Not just BMW riders, but people in general depend/believe too much sales hype, the type of hype that promises you the world.

And talk about being soaked. We at defence were given a charger to try out. Prior to even running it, we opened it up to see what was inside; two modules (12 and 24V) made by a third party company that was available to anyone for other purposes. Then there was a "pulsing circuit" that was supposed to eliminate the sulphation. If you looked at the output of that circuit, all you could do was :rolleyes. As for what it was supposed to do as a charger, a big thumbs down for well over $1500.

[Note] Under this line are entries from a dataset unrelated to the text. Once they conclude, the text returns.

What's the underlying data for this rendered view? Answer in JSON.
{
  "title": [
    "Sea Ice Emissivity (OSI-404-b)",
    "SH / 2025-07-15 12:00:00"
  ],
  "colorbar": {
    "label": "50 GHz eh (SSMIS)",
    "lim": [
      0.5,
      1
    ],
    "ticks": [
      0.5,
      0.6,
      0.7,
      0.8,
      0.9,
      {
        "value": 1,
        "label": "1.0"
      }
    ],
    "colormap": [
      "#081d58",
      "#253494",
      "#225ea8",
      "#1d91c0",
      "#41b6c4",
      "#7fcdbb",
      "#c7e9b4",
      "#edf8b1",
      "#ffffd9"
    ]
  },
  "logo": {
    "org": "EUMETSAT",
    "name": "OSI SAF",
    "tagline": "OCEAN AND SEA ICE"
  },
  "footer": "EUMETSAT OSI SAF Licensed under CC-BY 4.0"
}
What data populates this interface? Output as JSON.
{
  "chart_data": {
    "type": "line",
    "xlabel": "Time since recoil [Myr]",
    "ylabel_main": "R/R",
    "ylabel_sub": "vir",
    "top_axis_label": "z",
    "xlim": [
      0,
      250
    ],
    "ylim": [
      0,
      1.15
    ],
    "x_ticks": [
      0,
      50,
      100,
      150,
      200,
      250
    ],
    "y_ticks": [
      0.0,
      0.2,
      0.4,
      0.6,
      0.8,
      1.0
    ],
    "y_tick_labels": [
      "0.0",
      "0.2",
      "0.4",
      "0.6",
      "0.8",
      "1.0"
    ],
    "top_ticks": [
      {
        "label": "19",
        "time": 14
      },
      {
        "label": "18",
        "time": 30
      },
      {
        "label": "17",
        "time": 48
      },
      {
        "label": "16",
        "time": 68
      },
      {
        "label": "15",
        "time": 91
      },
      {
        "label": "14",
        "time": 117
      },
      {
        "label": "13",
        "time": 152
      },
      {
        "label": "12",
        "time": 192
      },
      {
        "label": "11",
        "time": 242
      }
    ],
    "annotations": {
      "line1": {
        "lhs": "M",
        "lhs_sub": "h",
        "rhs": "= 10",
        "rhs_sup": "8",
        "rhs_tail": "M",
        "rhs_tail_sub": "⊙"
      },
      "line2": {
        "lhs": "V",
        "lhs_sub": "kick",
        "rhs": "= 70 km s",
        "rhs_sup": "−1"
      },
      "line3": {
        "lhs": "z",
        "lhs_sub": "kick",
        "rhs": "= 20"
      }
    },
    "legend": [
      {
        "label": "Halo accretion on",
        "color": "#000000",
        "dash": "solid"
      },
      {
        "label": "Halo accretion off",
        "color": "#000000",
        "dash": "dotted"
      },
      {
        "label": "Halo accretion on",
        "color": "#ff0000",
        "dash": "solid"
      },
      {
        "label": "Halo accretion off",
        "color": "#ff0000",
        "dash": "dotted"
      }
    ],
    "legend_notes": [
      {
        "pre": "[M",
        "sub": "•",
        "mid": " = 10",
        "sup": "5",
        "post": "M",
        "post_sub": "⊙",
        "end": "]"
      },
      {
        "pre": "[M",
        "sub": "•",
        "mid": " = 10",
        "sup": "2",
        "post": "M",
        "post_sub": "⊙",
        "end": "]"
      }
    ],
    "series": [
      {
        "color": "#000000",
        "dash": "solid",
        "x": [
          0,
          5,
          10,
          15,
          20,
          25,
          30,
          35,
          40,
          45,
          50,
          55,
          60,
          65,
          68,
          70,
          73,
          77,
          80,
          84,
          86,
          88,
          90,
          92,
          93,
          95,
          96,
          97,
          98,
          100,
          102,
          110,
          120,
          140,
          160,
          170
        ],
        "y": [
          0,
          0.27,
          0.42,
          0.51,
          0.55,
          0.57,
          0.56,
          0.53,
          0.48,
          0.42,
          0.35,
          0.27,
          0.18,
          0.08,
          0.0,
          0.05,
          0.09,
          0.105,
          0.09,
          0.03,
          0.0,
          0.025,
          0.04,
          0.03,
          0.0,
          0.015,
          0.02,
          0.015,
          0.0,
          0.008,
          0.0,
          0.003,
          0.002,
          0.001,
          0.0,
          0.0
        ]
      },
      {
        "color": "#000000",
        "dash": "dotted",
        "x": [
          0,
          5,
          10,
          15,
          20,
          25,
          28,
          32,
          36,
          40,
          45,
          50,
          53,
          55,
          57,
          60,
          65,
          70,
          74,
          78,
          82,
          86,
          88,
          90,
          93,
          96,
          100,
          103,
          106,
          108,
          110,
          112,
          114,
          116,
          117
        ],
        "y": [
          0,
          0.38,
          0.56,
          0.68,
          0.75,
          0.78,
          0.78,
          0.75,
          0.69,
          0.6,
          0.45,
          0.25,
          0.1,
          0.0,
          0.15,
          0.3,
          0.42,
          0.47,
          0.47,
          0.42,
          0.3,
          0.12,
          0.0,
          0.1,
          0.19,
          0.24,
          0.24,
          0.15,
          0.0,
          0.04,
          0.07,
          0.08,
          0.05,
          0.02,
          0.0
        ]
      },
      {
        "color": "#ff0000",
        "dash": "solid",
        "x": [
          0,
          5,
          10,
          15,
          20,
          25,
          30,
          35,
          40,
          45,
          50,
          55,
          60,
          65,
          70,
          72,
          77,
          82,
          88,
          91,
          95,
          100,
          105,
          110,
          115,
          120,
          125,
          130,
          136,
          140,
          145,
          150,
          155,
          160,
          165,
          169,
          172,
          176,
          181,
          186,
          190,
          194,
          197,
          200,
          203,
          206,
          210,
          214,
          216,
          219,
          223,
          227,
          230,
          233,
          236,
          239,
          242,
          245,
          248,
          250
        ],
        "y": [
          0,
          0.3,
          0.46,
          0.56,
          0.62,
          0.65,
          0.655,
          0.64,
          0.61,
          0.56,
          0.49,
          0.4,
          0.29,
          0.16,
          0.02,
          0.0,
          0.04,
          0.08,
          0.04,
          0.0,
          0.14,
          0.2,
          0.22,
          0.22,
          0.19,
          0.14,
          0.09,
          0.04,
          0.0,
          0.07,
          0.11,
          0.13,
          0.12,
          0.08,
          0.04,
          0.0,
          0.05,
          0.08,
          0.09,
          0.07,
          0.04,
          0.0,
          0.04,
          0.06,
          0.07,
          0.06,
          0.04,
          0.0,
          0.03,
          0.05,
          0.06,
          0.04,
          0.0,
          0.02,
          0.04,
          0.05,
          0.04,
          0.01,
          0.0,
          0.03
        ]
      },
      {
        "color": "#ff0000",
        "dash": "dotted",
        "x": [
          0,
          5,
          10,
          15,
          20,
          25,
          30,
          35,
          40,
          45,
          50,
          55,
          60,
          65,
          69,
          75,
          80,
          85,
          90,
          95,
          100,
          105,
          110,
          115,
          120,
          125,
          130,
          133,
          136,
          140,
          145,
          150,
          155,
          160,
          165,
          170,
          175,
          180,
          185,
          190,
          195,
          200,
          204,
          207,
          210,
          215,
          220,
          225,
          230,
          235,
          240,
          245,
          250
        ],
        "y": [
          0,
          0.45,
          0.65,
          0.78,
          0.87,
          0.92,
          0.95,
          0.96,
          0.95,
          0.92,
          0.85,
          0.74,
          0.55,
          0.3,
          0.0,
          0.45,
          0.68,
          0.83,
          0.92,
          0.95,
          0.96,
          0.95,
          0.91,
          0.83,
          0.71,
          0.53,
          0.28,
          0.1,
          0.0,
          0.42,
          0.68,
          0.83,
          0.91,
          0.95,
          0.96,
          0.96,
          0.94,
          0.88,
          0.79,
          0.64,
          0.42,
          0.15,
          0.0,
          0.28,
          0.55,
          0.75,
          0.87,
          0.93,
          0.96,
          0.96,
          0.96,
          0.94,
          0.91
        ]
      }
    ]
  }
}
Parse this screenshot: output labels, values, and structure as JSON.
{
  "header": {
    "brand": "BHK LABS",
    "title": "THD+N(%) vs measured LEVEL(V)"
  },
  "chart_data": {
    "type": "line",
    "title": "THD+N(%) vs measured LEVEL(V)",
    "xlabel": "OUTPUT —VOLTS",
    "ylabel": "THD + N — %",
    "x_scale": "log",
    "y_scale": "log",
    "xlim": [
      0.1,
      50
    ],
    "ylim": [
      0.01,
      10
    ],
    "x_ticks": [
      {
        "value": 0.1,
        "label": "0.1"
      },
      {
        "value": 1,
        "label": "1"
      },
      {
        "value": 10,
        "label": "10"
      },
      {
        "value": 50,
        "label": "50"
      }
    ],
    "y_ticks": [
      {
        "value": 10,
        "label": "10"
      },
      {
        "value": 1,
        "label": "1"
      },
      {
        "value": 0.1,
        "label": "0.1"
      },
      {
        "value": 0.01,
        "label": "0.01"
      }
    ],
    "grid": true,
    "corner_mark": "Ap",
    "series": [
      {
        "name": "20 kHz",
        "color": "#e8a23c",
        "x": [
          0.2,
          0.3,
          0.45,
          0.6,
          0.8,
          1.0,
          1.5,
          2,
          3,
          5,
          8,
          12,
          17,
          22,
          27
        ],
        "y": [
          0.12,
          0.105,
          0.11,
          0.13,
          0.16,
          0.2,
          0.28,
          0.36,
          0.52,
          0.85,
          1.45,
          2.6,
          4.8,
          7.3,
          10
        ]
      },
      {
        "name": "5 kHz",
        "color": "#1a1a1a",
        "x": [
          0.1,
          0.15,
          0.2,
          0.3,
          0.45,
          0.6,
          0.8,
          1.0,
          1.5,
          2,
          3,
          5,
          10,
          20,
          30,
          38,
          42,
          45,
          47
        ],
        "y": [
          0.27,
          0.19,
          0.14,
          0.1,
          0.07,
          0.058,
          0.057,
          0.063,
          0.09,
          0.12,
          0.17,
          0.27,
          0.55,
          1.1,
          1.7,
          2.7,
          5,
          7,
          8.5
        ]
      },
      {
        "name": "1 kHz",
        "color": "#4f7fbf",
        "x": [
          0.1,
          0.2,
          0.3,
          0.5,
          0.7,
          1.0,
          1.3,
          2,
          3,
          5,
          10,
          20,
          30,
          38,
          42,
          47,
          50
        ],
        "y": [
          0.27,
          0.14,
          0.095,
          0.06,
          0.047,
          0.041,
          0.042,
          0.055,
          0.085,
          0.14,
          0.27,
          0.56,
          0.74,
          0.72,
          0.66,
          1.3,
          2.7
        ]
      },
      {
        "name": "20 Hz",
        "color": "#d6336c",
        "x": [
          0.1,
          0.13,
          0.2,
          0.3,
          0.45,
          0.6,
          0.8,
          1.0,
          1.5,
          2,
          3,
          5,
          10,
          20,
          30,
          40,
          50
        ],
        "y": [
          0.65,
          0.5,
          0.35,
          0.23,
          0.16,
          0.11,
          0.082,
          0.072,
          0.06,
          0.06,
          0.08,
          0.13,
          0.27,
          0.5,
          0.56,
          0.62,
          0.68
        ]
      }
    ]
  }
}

Not bad for an ultra expensive "paperweight" that did no more than a $100 charger.

"Mr. Deltran" didn't offer to submit any new chargers for review. I recently obtained two Battery Tender "junior" chargers from a BMW dealer, and am in the process of trying them out. So far, I am unimpressed.

Trying them out or testing them?

Any battery charger will charge a battery...some/most of them even shorten their live.
 
What type of battery are the odysseys?

They are an AGM.

What type of charger would you recommend?

What puzzles me on their site is the "minimum" charger current. In the case of the PC680...6 amps. Do they specify that because they want to charge the battery quickly due to the impatience of owners? Then they also state that smaller chargers can be used to top up or maintain their batteries subject to drain currents while parked.

I can tell you the charging system on any BMW motorcycle isn't nearly as up to their charging recommendations as some chargers.

For example, my GS Adventure sits at 14.2V max at cruise RPM. That is far short of the 14.7V Odyssey recommends.

Thats quite a long list of "approved chargers" on the Odyssey site. And they will all charge batteries, some better than others. I personally use the CTEK 3300 because along with 2 current modes, it also has 2 voltage modes, 14.4V and 14.7V. The ripple is low at 50 mV as well.